While Mayor Vincent C. Gray on Friday declared the District in a state of emergency regarding expectations from Hurricane Sandy, updated weather reports indicate that the storm has once again been classified a Category 1 hurricane.
The D.C. Department of Public Works is coordinating the District's advance preparations, with work crews from multiple agencies in the city on duty throughout the weekend to help clear storm drains, distribute sandbags and to begin preparations to remove debris left in the path of the storm.
City Administrator Allen Y. Lew said crucial District government agencies have been on top of implementing their storm-response plan. "We will be ready for this storm," he said.

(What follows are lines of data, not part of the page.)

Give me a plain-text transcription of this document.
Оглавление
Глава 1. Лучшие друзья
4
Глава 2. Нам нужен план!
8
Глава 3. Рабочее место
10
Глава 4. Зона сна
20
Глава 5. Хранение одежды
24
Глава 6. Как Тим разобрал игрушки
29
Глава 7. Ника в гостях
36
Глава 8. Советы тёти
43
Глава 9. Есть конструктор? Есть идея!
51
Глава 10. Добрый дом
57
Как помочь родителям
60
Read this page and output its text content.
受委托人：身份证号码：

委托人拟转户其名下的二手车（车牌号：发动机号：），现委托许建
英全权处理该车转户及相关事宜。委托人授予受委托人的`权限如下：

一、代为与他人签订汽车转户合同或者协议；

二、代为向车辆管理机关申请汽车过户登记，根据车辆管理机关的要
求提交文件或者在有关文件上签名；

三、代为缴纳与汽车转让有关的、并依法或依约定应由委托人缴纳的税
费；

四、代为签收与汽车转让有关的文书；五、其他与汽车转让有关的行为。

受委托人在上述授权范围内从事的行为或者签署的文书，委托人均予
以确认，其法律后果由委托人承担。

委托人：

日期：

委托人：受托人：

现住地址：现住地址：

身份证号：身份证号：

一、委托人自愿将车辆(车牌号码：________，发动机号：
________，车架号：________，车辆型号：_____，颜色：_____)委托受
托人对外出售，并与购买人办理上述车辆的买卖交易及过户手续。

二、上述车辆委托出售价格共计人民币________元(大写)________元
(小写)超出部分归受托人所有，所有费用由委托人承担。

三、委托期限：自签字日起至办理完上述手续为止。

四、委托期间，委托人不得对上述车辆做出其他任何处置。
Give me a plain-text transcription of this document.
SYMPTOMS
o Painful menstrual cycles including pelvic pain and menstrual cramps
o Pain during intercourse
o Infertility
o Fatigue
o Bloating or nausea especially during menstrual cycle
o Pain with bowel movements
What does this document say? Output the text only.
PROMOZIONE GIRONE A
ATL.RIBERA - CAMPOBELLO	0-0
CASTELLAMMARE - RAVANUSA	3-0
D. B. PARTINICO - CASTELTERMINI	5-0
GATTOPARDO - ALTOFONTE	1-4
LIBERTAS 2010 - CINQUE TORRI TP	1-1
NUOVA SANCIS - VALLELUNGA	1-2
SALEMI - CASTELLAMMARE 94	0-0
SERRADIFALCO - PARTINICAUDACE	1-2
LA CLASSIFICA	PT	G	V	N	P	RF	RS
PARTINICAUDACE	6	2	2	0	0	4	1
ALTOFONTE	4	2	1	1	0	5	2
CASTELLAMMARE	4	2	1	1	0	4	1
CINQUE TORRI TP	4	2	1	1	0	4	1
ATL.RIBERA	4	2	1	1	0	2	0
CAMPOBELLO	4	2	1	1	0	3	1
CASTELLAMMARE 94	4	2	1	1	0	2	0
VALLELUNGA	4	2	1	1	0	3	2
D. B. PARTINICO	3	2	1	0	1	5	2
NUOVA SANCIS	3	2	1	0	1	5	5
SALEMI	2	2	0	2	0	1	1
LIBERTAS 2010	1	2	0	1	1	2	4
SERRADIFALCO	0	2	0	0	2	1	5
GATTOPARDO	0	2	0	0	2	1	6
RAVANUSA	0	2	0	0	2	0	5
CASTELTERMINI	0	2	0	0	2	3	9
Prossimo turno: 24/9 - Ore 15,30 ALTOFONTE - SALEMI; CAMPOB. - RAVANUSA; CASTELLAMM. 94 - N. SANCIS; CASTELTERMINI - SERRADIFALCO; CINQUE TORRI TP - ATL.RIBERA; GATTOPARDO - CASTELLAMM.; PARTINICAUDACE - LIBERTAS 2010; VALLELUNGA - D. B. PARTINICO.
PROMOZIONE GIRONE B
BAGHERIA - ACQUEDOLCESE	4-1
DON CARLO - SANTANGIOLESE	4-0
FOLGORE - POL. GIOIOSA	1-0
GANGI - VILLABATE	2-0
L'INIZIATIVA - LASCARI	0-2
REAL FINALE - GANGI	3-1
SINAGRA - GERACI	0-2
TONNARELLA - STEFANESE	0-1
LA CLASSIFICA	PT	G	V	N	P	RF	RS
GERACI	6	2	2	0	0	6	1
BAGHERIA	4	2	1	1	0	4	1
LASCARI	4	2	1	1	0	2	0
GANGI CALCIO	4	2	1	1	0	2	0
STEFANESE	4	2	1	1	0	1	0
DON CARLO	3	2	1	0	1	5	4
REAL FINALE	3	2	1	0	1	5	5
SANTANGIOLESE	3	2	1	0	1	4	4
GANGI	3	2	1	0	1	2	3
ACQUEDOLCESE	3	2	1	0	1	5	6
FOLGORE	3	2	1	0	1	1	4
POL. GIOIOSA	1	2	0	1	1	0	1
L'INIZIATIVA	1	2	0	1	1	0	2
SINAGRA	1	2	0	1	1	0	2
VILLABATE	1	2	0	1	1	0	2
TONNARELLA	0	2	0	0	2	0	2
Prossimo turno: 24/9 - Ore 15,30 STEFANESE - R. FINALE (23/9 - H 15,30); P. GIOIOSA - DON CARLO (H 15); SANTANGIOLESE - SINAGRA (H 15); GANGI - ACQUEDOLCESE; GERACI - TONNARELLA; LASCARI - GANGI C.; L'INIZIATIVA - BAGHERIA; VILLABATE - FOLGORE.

Gray added that meteorologists are sounding increasingly dire warnings about the magnitude and historic nature of the storm. "The District is preparing in earnest," Gray said. "We are working hard to ensure that we minimize any of this storm's negative effects in the District."
Sandy, which has already wreaked havoc in the Bahamas, is expected to continue its path along the East Coast into the Carolinas on its way to the District and Boston areas, where significant damages are anticipated prior to hurricane hitting New York City by Monday, according to reports.
Reports further state that by late Sunday, as Sandy interacts with a strong current moving in from the west, the storm will intensify and be drawn to the northwest.
However, as the storm passes D.C., headed north, the District will likely be dealt a serious and severe chance of rain with winds of more than 40 miles an hour, traveling from the northeast then north then northwest through Sunday into Monday afternoon. In addition, forecasters are predicting four to eight inches of rain for the area between Sunday night and Wednesday, with bursts of rain falling at a rate of two inches per hour.
Because of the storm -- which could be at its worst in the District from Monday through Tuesday -- many residents are concerned about flooding.
As a result, residents are encouraged to plan for power outages that could last up to a week due to downed trees and power lines, and to be prepared for flooding if they live in area that's had that issue with past storms.
Meanwhile, breezy conditions are not expected to completely subside until late Wednesday or Thursday.